Lionel had taken Benjamin with Four of a Kind.
"I can't tell ya enough," Lionel chuckled as he took his winnings so very humbling. "It is always an absolute pleasure to take your salaries. I'll enjoy the bread off your tables, jackasses!" The house went to securing his coins and his own entourage of trusted men were ushered in. Lionel waved off a cacophony of curses and insults and practically floated out of the room with elation. The other players slapped the table and scooped up their drinks to consume their sorrow and disdain over the event. Benjamin merely continued to stare at the results.
Max turned on her heels and made straight for the kitchen. She took her earnings begrudgingly from the night manager and off she went, quick to rip off the wig and the heels when she was out of sight. She walked barefoot back to Sabrina's with the heels in hand and a grin painted on her face.
----------------
"You told me the game was fixed," Jarl answered Benjamin's bewilderment and ire with perplexity. "I thought the dealer was crooked in our favor?"
"So did I," Benjamin said through gnashed teeth, pacing with a whiskey in hand. "Green had it set up before..."
"Fucking Green," Jarl growled. "Wretch."
"Have you found him yet?"
"Not yet. I will. He isn't long for this world, I promise you that. Not after what he did...to her."
"Is he so petty and spiteful and foolhardy he'd stick around to ruin the deal? That he'd fuck me over instead of fleeing far from here to save his own hide?"
"I've never known Green to be anything but selfish. In either case he's a dead man."
"Make it so!" Benjamin took a long swig of his drink. "We now have a more immediate problem to deal with in the meantime."
Benjamin walked over to his liquor cabinet and retrieved the whole bottle. He cast aside the small glass and unscrewed the cap so he could take a bigger pull of liquor. Only when his throat was good and burned could he speak of his troubles again to his underling.
"Tristane can't know," Benjamin said firmly. "He can't, Jarl. He'll fucking kill me if he ever finds out."
"Aye," Jarl agreed. "He's a cunning man, your brother. This won't stay hidden long unless it's sorted."
"Indeed. I put it in the ledger. We still have merchants on the route. The annual largest of the arc should be arriving by caravan before the snow. If we can play the numbers, we can hide the debt at least until then."
"That can work, sir," Jarl thought it over with a scratch at his chin. "It just might let us scrape by."
"Get the ledger from my office," Benjamin ordered, pinching the bridge of his nose. "I want it down to The Accountant tonight. I don't care if you wake him up. Throw him the coin we don't have if you have to, but we need him to find a way to keep us afloat and everything look right should Tristane glance it himself."
Jarl nodded and vanished from the firelight of the main room. Benjamin placed a forearm on the mantle of his fireplace, letting the heat from the flames blast against his cheeks and the whiskey irritate his throat. He closed his eyes. For a moment he thought he could understand the inclination for a man to put a bolt in his brain like Edward Hunt. Jarl reappeared with empty hands but a pale face.

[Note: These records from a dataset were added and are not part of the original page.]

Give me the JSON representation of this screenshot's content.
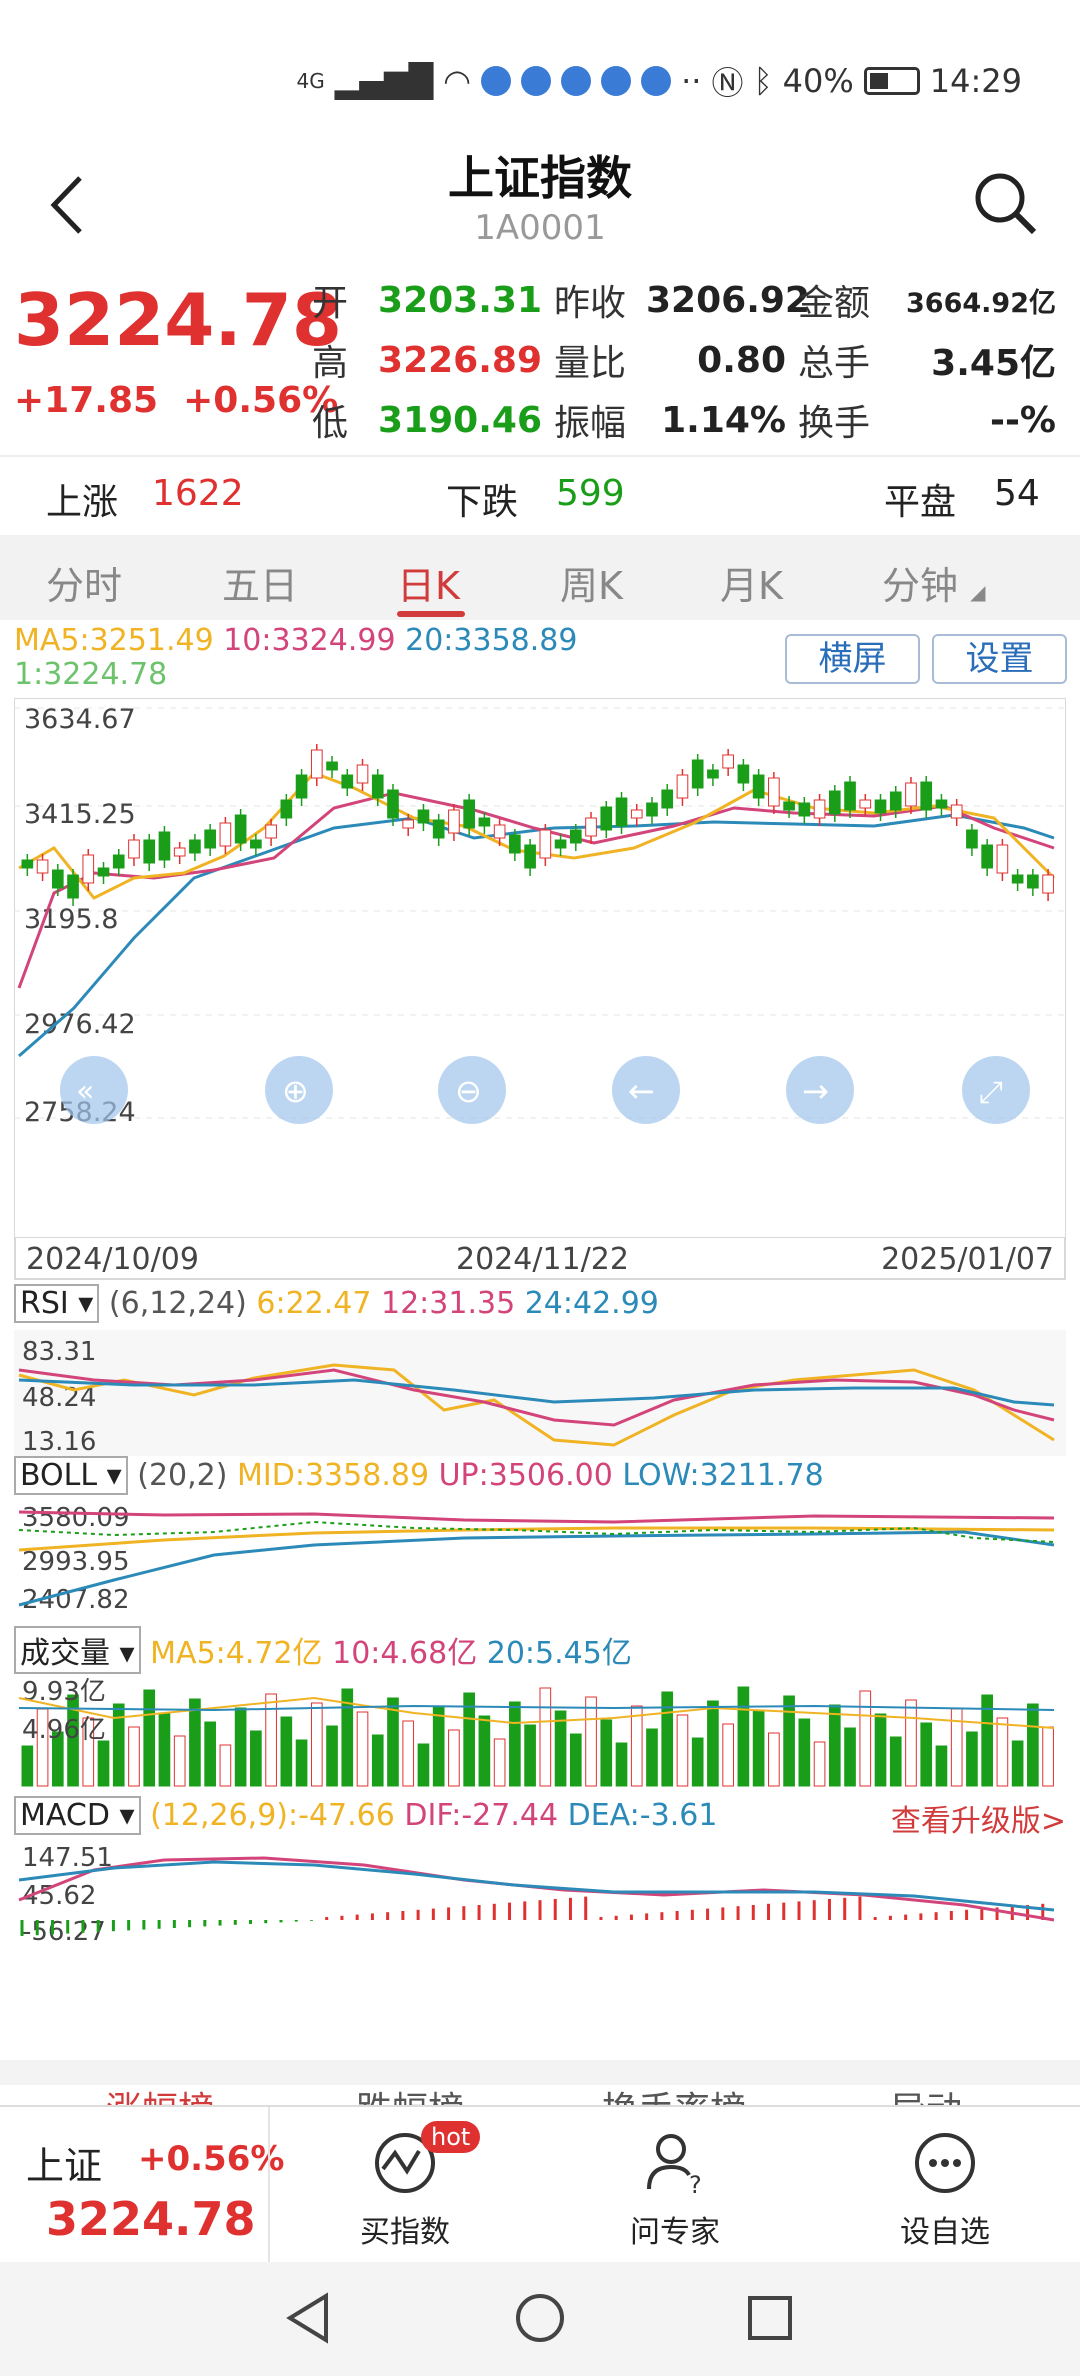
{
  "status": {
    "network": "4G",
    "battery": "40%",
    "time": "14:29"
  },
  "header": {
    "title": "上证指数",
    "code": "1A0001"
  },
  "quote": {
    "price": "3224.78",
    "change": "+17.85",
    "change_pct": "+0.56%",
    "rows": [
      {
        "l1": "开",
        "v1": "3203.31",
        "l2": "昨收",
        "v2": "3206.92",
        "l3": "金额",
        "v3": "3664.92亿"
      },
      {
        "l1": "高",
        "v1": "3226.89",
        "l2": "量比",
        "v2": "0.80",
        "l3": "总手",
        "v3": "3.45亿"
      },
      {
        "l1": "低",
        "v1": "3190.46",
        "l2": "振幅",
        "v2": "1.14%",
        "l3": "换手",
        "v3": "--%"
      }
    ]
  },
  "breadth": {
    "up_label": "上涨",
    "up": "1622",
    "down_label": "下跌",
    "down": "599",
    "flat_label": "平盘",
    "flat": "54"
  },
  "tabs": [
    "分时",
    "五日",
    "日K",
    "周K",
    "月K",
    "分钟"
  ],
  "active_tab": "日K",
  "ma": {
    "ma5": "MA5:3251.49",
    "ma10": "10:3324.99",
    "ma20": "20:3358.89",
    "last": "1:3224.78"
  },
  "buttons": {
    "landscape": "横屏",
    "settings": "设置"
  },
  "kline": {
    "y_ticks": [
      "3634.67",
      "3415.25",
      "3195.8",
      "2976.42",
      "2758.24"
    ],
    "x_ticks": [
      "2024/10/09",
      "2024/11/22",
      "2025/01/07"
    ]
  },
  "rsi": {
    "name": "RSI",
    "params": "(6,12,24)",
    "r6": "6:22.47",
    "r12": "12:31.35",
    "r24": "24:42.99",
    "ticks": [
      "83.31",
      "48.24",
      "13.16"
    ]
  },
  "boll": {
    "name": "BOLL",
    "params": "(20,2)",
    "mid": "MID:3358.89",
    "up": "UP:3506.00",
    "low": "LOW:3211.78",
    "ticks": [
      "3580.09",
      "2993.95",
      "2407.82"
    ]
  },
  "vol": {
    "name": "成交量",
    "ma5": "MA5:4.72亿",
    "ma10": "10:4.68亿",
    "ma20": "20:5.45亿",
    "ticks": [
      "9.93亿",
      "4.96亿"
    ]
  },
  "macd": {
    "name": "MACD",
    "params": "(12,26,9):-47.66",
    "dif": "DIF:-27.44",
    "dea": "DEA:-3.61",
    "upgrade": "查看升级版>",
    "ticks": [
      "147.51",
      "45.62",
      "-56.27"
    ]
  },
  "peek_tabs": [
    "涨幅榜",
    "跌幅榜",
    "换手率榜",
    "异动"
  ],
  "bottombar": {
    "name": "上证",
    "change_pct": "+0.56%",
    "price": "3224.78",
    "buy": "买指数",
    "hot": "hot",
    "ask": "问专家",
    "watch": "设自选"
  },
  "colors": {
    "up": "#e03131",
    "down": "#1a9e1a",
    "ma5": "#f0b323",
    "ma10": "#d2447a",
    "ma20": "#2b8ab8"
  },
  "chart_data": {
    "type": "candlestick",
    "x_range": [
      "2024/10/09",
      "2025/01/07"
    ],
    "ylim": [
      2758.24,
      3634.67
    ],
    "ma_lines": [
      "MA5",
      "MA10",
      "MA20"
    ]
  }
}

"Sir...where's the ledger?"
Down the street Max had the bound book of sin tucked tightly under her arm. She gave a whistle as she rounded the corner back toward the entrance to the underground. Her ankles buzzed just a bit from the heels and the drop from Benjamin's office window to the street. She slipped the key she'd stolen to the residence long ago back into the safety of her pocket.